Anyone know of a way to disable the DRLs?


----------



## FoMoGo (Apr 22, 2005)

I believe that turning off the DRLs is an option if you get the instrument cluster reprogrammed.


Jim


----------



## GTPprix (Mar 29, 2005)

You can pull the relay and it will kill the lights but you'll still have the annoying indicator. If you are interested, I can program them off AND the indicator as well as add a shift light/buzzer and some other options as seen here:

http://ls1gto.com/forums/showthread.php?t=16676

I'm also doing a group buy for this programming in Chicago in June if you are interested:

http://ls1gto.com/forums/showthread.php?t=25177


----------



## GTO-Quikls2 (Mar 21, 2005)

I removed the relay and ignore the indicator. I've been married a long time so I'm very good at ignoring things. I may be interested in the programing, though.


----------



## GTODEALER (Jan 7, 2005)

GTO-Quikls2 said:


> I removed the relay and ignore the indicator.
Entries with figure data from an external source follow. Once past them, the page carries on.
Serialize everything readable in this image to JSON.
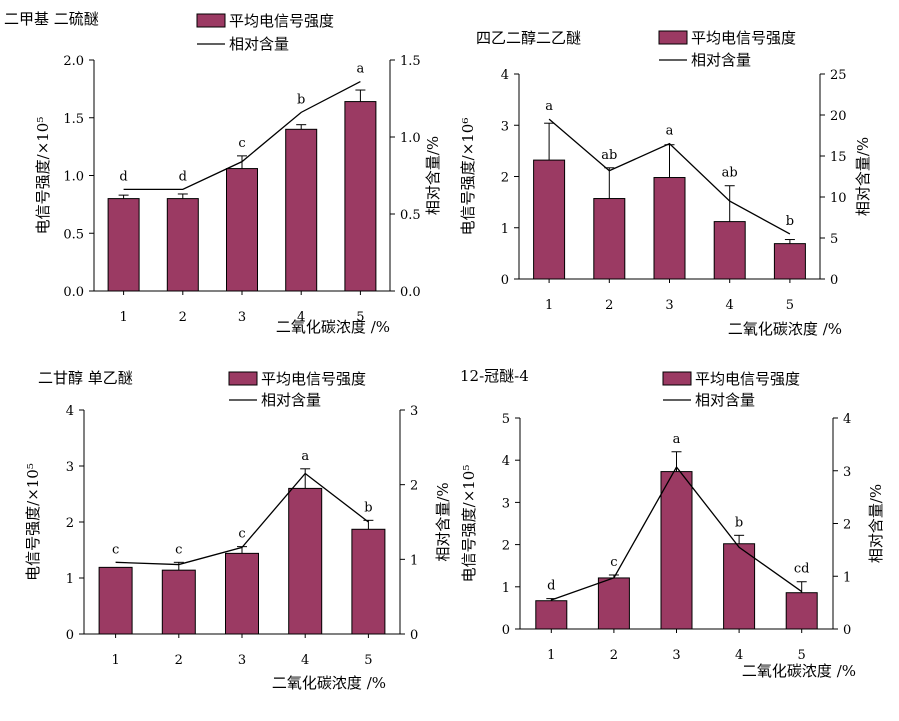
{
  "legend_bar_label": "平均电信号强度",
  "legend_line_label": "相对含量",
  "colors": {
    "bar": "#9b3a63",
    "line": "#000000"
  },
  "chart_data": [
    {
      "type": "bar",
      "title": "二甲基 二硫醚",
      "categories": [
        "1",
        "2",
        "3",
        "4",
        "5"
      ],
      "ylabel": "电信号强度/×10⁵",
      "y2label": "相对含量/%",
      "xlabel": "二氧化碳浓度 /%",
      "ylim": [
        0,
        2.0
      ],
      "yticks": [
        0,
        0.5,
        1.0,
        1.5,
        2.0
      ],
      "ytick_labels": [
        "0.0",
        "0.5",
        "1.0",
        "1.5",
        "2.0"
      ],
      "y2lim": [
        0,
        1.5
      ],
      "y2ticks": [
        0,
        0.5,
        1.0,
        1.5
      ],
      "y2tick_labels": [
        "0.0",
        "0.5",
        "1.0",
        "1.5"
      ],
      "series": [
        {
          "kind": "bar",
          "axis": "left",
          "values": [
            0.8,
            0.8,
            1.06,
            1.4,
            1.64
          ],
          "errors": [
            0.03,
            0.04,
            0.11,
            0.04,
            0.1
          ]
        },
        {
          "kind": "line",
          "axis": "right",
          "values": [
            0.66,
            0.66,
            0.84,
            1.16,
            1.36
          ]
        }
      ],
      "significance": [
        "d",
        "d",
        "c",
        "b",
        "a"
      ]
    },
    {
      "type": "bar",
      "title": "四乙二醇二乙醚",
      "categories": [
        "1",
        "2",
        "3",
        "4",
        "5"
      ],
      "ylabel": "电信号强度/×10⁶",
      "y2label": "相对含量/%",
      "xlabel": "二氧化碳浓度 /%",
      "ylim": [
        0,
        4
      ],
      "yticks": [
        0,
        1,
        2,
        3,
        4
      ],
      "ytick_labels": [
        "0",
        "1",
        "2",
        "3",
        "4"
      ],
      "y2lim": [
        0,
        25
      ],
      "y2ticks": [
        0,
        5,
        10,
        15,
        20,
        25
      ],
      "y2tick_labels": [
        "0",
        "5",
        "10",
        "15",
        "20",
        "25"
      ],
      "series": [
        {
          "kind": "bar",
          "axis": "left",
          "values": [
            2.32,
            1.57,
            1.98,
            1.12,
            0.69
          ],
          "errors": [
            0.72,
            0.6,
            0.64,
            0.7,
            0.08
          ]
        },
        {
          "kind": "line",
          "axis": "right",
          "values": [
            19.5,
            13.2,
            16.5,
            9.5,
            5.5
          ]
        }
      ],
      "significance": [
        "a",
        "ab",
        "a",
        "ab",
        "b"
      ]
    },
    {
      "type": "bar",
      "title": "二甘醇 单乙醚",
      "categories": [
        "1",
        "2",
        "3",
        "4",
        "5"
      ],
      "ylabel": "电信号强度/×10⁵",
      "y2label": "相对含量/%",
      "xlabel": "二氧化碳浓度 /%",
      "ylim": [
        0,
        4
      ],
      "yticks": [
        0,
        1,
        2,
        3,
        4
      ],
      "ytick_labels": [
        "0",
        "1",
        "2",
        "3",
        "4"
      ],
      "y2lim": [
        0,
        3
      ],
      "y2ticks": [
        0,
        1,
        2,
        3
      ],
      "y2tick_labels": [
        "0",
        "1",
        "2",
        "3"
      ],
      "series": [
        {
          "kind": "bar",
          "axis": "left",
          "values": [
            1.19,
            1.14,
            1.44,
            2.6,
            1.87
          ],
          "errors": [
            0.0,
            0.14,
            0.12,
            0.35,
            0.16
          ]
        },
        {
          "kind": "line",
          "axis": "right",
          "values": [
            0.96,
            0.93,
            1.16,
            2.15,
            1.5
          ]
        }
      ],
      "significance": [
        "c",
        "c",
        "c",
        "a",
        "b"
      ]
    },
    {
      "type": "bar",
      "title": "12-冠醚-4",
      "categories": [
        "1",
        "2",
        "3",
        "4",
        "5"
      ],
      "ylabel": "电信号强度/×10⁵",
      "y2label": "相对含量/%",
      "xlabel": "二氧化碳浓度 /%",
      "ylim": [
        0,
        5
      ],
      "yticks": [
        0,
        1,
        2,
        3,
        4,
        5
      ],
      "ytick_labels": [
        "0",
        "1",
        "2",
        "3",
        "4",
        "5"
      ],
      "y2lim": [
        0,
        4
      ],
      "y2ticks": [
        0,
        1,
        2,
        3,
        4
      ],
      "y2tick_labels": [
        "0",
        "1",
        "2",
        "3",
        "4"
      ],
      "series": [
        {
          "kind": "bar",
          "axis": "left",
          "values": [
            0.67,
            1.21,
            3.73,
            2.02,
            0.86
          ],
          "errors": [
            0.05,
            0.07,
            0.47,
            0.2,
            0.26
          ]
        },
        {
          "kind": "line",
          "axis": "right",
          "values": [
            0.55,
            0.97,
            3.07,
            1.55,
            0.71
          ]
        }
      ],
      "significance": [
        "d",
        "c",
        "a",
        "b",
        "cd"
      ]
    }
  ]
}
I've been married a long time so I'm very good at ignoring things. I may be interested in the programing, though.


 :lol:


----------



## UTLawyer (May 2, 2005)

> I've been married a long time so I'm very good at ignoring things.



:agree


----------



## GumbyGoat (Sep 24, 2004)

What was that?


----------



## Groucho (Sep 11, 2004)

The_Goat said:


> Anyone know of a way to disable the DRLs?


----------



## Wing_Nut (Mar 6, 2005)

May I suggest the obvious....if thine bulb offend thee, pluck it out.


----------



## Afterglow (Nov 1, 2004)

GTPprix said:


> You can pull the relay and it will kill the lights but you'll still have the annoying indicator. If you are interested, I can program them off AND the indicator as well as add a shift light/buzzer and some other options as seen here:
> 
> http://ls1gto.com/forums/showthread.php?t=16676
> 
> ...



When in June and where in Chicago? Whats the cost?
I would like to make it as long as it isn't the 17th-19th of June


----------



## GTODEALER (Jan 7, 2005)

Groucho said:


>


 :lol: .....yep a good ole Estwing hammer will do quite a bit..... :rofl:


----------



## GTPprix (Mar 29, 2005)

Afterglow said:


> When in June and where in Chicago? Whats the cost?
> I would like to make it as long as it isn't the 17th-19th of June


It'll likely be June 4th, keep on the last thread for details, all the info you need is in there.


----------